Flight Platform
After ejection of the lander probe, the flight platform continued on past Venus in a heliocentric orbit. Near encounter with Venus occurred on December 25, 1978, at approximately 34,000 km altitude. The flight platform acted as a data relay for the descent craft for 95 minutes until it flew out of range and returned its own measurements on interplanetary space.
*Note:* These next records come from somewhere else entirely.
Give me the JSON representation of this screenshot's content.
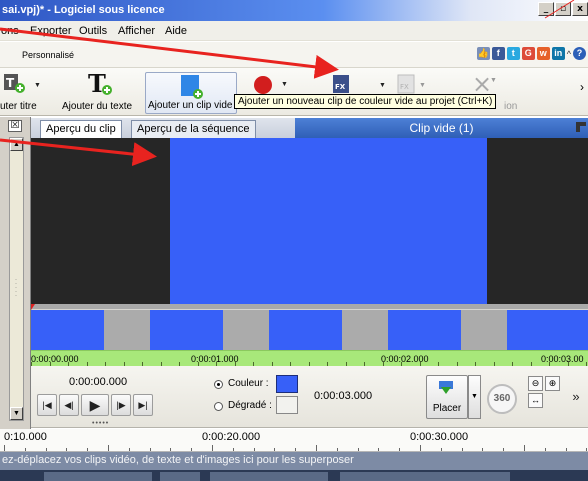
{
  "window": {
    "title": "sai.vpj)* - Logiciel sous licence",
    "min_glyph": "_",
    "max_glyph": "▫",
    "close_glyph": "x"
  },
  "menu": {
    "items": [
      "ons",
      "Exporter",
      "Outils",
      "Afficher",
      "Aide"
    ]
  },
  "ribbon": {
    "tab_label": "Personnalisé",
    "social_icons": [
      "like-icon",
      "facebook-icon",
      "twitter-icon",
      "googleplus-icon",
      "weibo-icon",
      "linkedin-icon"
    ],
    "social_glyphs": [
      "👍",
      "f",
      "t",
      "G",
      "w",
      "in"
    ],
    "chevron_glyph": "^",
    "help_glyph": "?"
  },
  "toolbar": {
    "add_title": "uter titre",
    "add_text": "Ajouter du texte",
    "add_clip": "Ajouter un clip vide",
    "add_clip_suffix": "ion",
    "close_glyph": "×"
  },
  "tooltip": {
    "text": "Ajouter un nouveau clip de couleur vide au projet (Ctrl+K)"
  },
  "preview_tabs": {
    "clip_tab": "Aperçu du clip",
    "sequence_tab": "Aperçu de la séquence",
    "clip_name": "Clip vide (1)"
  },
  "clip_timeline": {
    "timecodes": [
      "0:00:00.000",
      "0:00:01.000",
      "0:00:02.000",
      "0:00:03.00"
    ],
    "segment_pattern": [
      "blue",
      "gray",
      "blue",
      "gray",
      "blue",
      "gray",
      "blue",
      "gray",
      "blue"
    ]
  },
  "controls": {
    "current_time": "0:00:00.000",
    "color_label": "Couleur :",
    "gradient_label": "Dégradé :",
    "duration": "0:00:03.000",
    "placer_label": "Placer",
    "rotate_label": "360",
    "more_glyph": "»",
    "grip": "•••••"
  },
  "track_ruler": {
    "timecodes": [
      "0:10.000",
      "0:00:20.000",
      "0:00:30.000"
    ]
  },
  "overlay_track": {
    "hint": "ez-déplacez vos clips vidéo, de texte et d'images ici pour les superposer"
  },
  "colors": {
    "clip_blue": "#3760f8",
    "preview_bg": "#262626",
    "timeline_gray": "#ababab",
    "ruler_green": "#a8e87a",
    "annotation_red": "#e8231f"
  }
}
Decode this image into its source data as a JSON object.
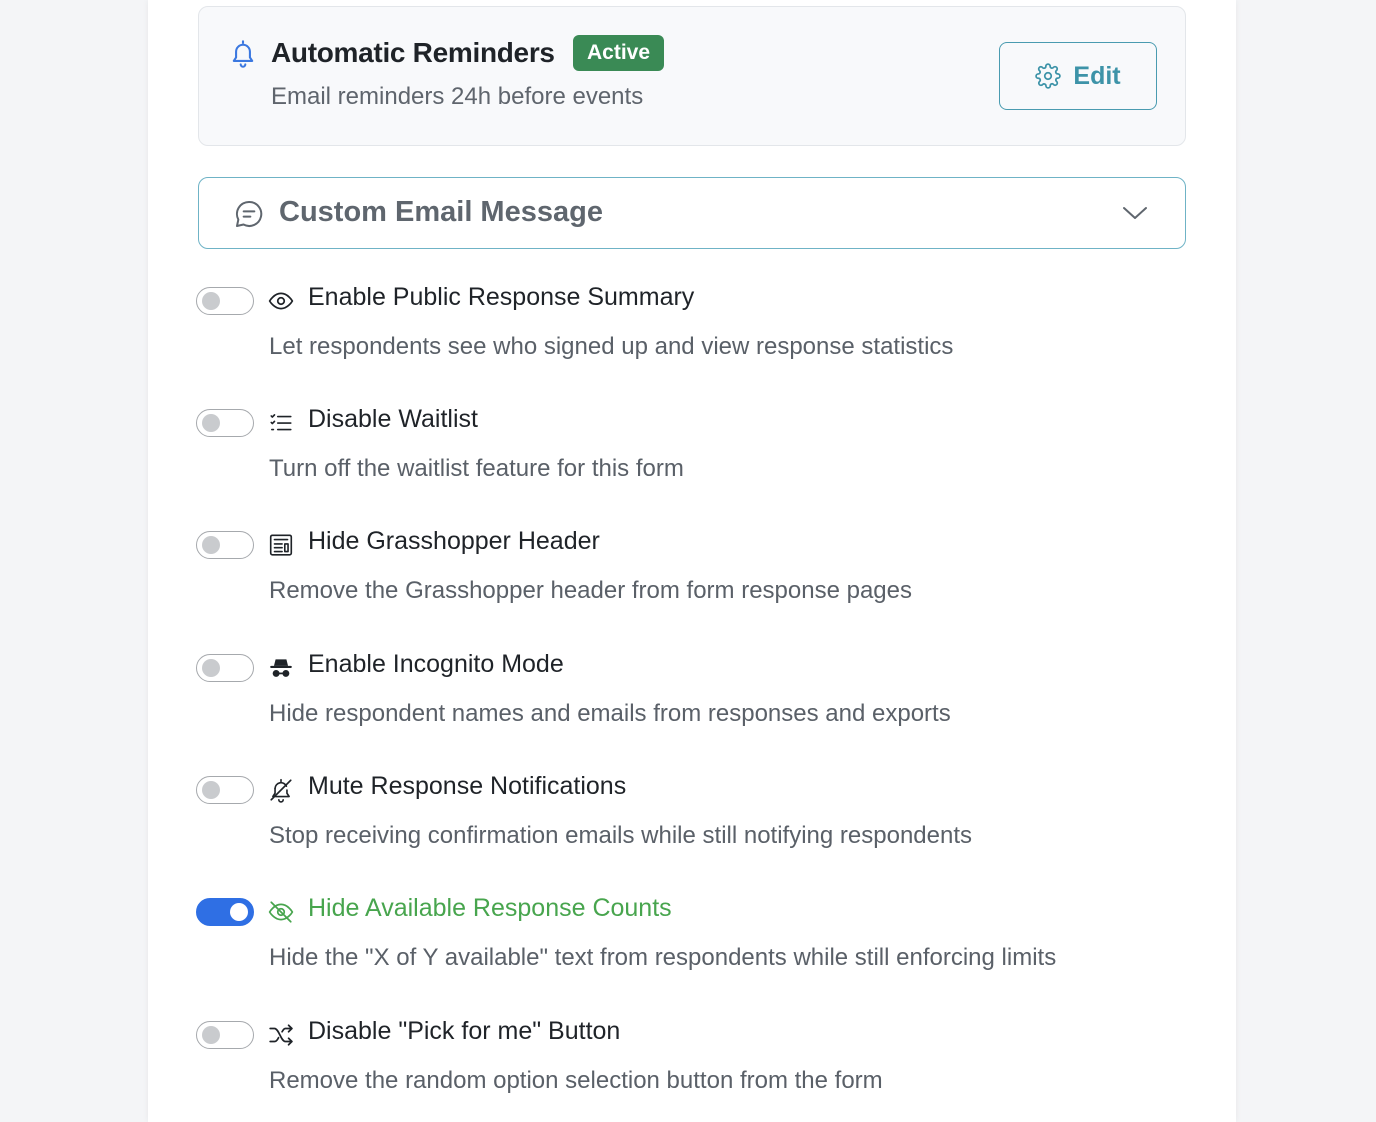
{
  "reminder": {
    "title": "Automatic Reminders",
    "status": "Active",
    "subtitle": "Email reminders 24h before events",
    "edit_label": "Edit",
    "icon": "bell-icon"
  },
  "accordion": {
    "title": "Custom Email Message",
    "icon": "message-icon",
    "expanded": false
  },
  "settings": [
    {
      "title": "Enable Public Response Summary",
      "description": "Let respondents see who signed up and view response statistics",
      "enabled": false,
      "icon": "eye-icon"
    },
    {
      "title": "Disable Waitlist",
      "description": "Turn off the waitlist feature for this form",
      "enabled": false,
      "icon": "list-icon"
    },
    {
      "title": "Hide Grasshopper Header",
      "description": "Remove the Grasshopper header from form response pages",
      "enabled": false,
      "icon": "newspaper-icon"
    },
    {
      "title": "Enable Incognito Mode",
      "description": "Hide respondent names and emails from responses and exports",
      "enabled": false,
      "icon": "incognito-icon"
    },
    {
      "title": "Mute Response Notifications",
      "description": "Stop receiving confirmation emails while still notifying respondents",
      "enabled": false,
      "icon": "bell-off-icon"
    },
    {
      "title": "Hide Available Response Counts",
      "description": "Hide the \"X of Y available\" text from respondents while still enforcing limits",
      "enabled": true,
      "icon": "eye-off-icon"
    },
    {
      "title": "Disable \"Pick for me\" Button",
      "description": "Remove the random option selection button from the form",
      "enabled": false,
      "icon": "shuffle-icon"
    }
  ],
  "colors": {
    "accent_teal": "#3d93a8",
    "badge_green": "#3a8a55",
    "active_green": "#48a54e",
    "toggle_blue": "#2f6fe4"
  }
}
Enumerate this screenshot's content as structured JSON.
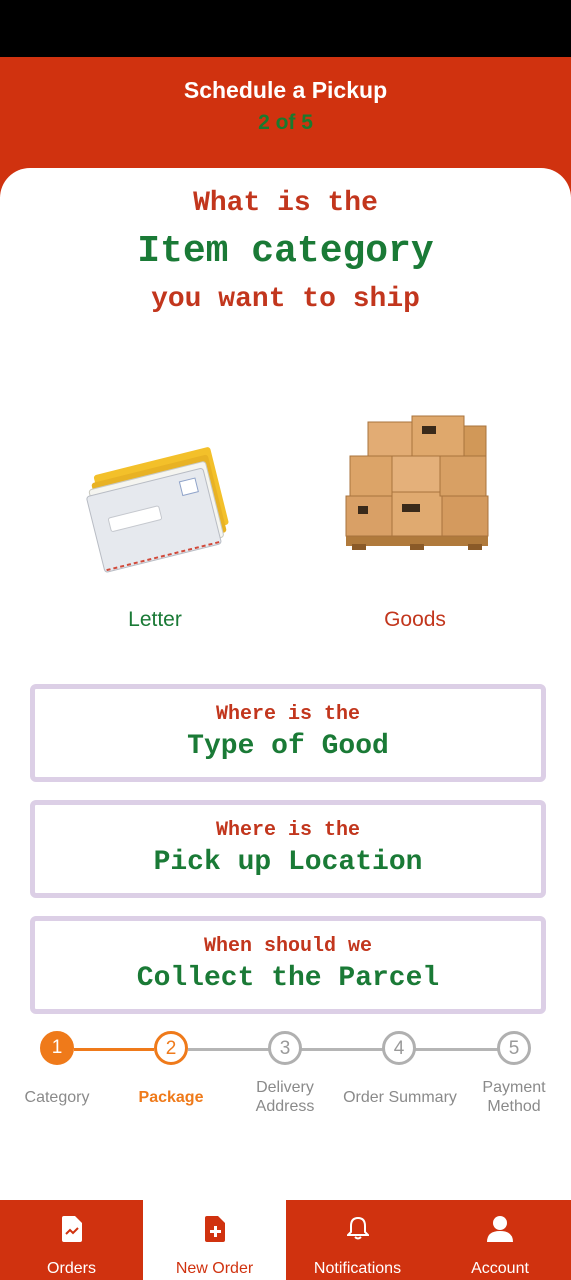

Venera 11 flight platform carried solar wind detectors, ionosphere electron instruments and two gamma ray burst detectors - the Soviet-built KONUS and the French-built SIGNE 2. The SIGNE 2 detectors were simultaneously flown on Venera 12 and Prognoz 7 to allow triangulation of gamma ray sources. Before and after Venus flyby, Venera 11 and Venera 12 yielded detailed time-profiles for 143 gamma-ray bursts, resulting in the first ever catalog of such events. The last gamma-ray burst reported by Venera 11 occurred on January 27, 1980
List of flight platform instruments and experiments:
- 30-166 nm Extreme UV Spectrometer
- Compound Plasma Spectrometer
- KONUS Gamma-Ray Burst Detector
- SNEG Gamma-Ray Burst Detector
- Magnetometer
- 4 Semiconductor Counters
- 2 Gas-Discharge Counters
- 4 Scintillation Counters
- Hemispherical Proton Telescope
The mission ended in February, 1980.